In the end it was good enough and I was happy that I was able to write my first Umlaut service. Writing the service I only had to create one file and edit two simple config files to enable the new service. Because of how the Umlaut is architected I could return my results to the view without writing any new controller or view code. I just had to provide a couple standard service methods. Then I had to learn how to add my service response and tell a listener that the service had completed whether it returned any results or not. And because of the use of background services, I could make several searches (actually multiple ISBN searches with a fallback on several title-author searches) and not worry too much about how long it took. When it finished if there were any results would show up in the view via some AJAX magic.
One other thing I learned made writing this very worthwhile. I have been using Netbeans for some time now on my Ruby projects. I finally learned how to use the integrated Ruby debugger. Saved me so much time in this case, since puts debugging certainly wouldn’t work well in a Rails project.
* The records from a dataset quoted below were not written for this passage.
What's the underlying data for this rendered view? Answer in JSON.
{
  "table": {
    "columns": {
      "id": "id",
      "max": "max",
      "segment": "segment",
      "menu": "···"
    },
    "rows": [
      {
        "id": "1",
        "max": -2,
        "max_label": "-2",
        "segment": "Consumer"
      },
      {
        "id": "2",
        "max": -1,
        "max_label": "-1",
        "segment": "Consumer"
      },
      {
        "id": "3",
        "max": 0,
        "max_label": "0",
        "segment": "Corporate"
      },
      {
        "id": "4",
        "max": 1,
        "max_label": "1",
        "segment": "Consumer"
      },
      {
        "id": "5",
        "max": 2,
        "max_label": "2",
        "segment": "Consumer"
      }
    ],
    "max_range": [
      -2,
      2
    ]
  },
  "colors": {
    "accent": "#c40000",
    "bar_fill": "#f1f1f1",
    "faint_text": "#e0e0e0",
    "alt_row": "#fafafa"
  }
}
Today I was cleaning out some email and decided to try a link I was given to where you used to be able to query Internet Archive and get an XML response. I thought I would try this link again even though I’d tried it on Friday. Well, to my surprise it’s back.
They call it an Advanced XML Search (for Admins and Curators). A couple nice things about this. It simply exposes their Solr index. I can have Solr do my relevancy ranking and sorting. And I can use solr-ruby to make connection and query creation super easy. It can return much more metadata about each object found.
I used the web interface to create this query that returns pretty printed xml, but if you’re familiar with solr the link should look very familiar.
So it looks like I’ll be going back to the IDE to rewrite the Internet Archive service using this Solr interface. Ought to make things a lot less fragile than screen scraping. Even still, screen scraping is less fragile than a disappearing API, so I’ll likely just commit the service as written in case there are any other surprises from the Internet Archive.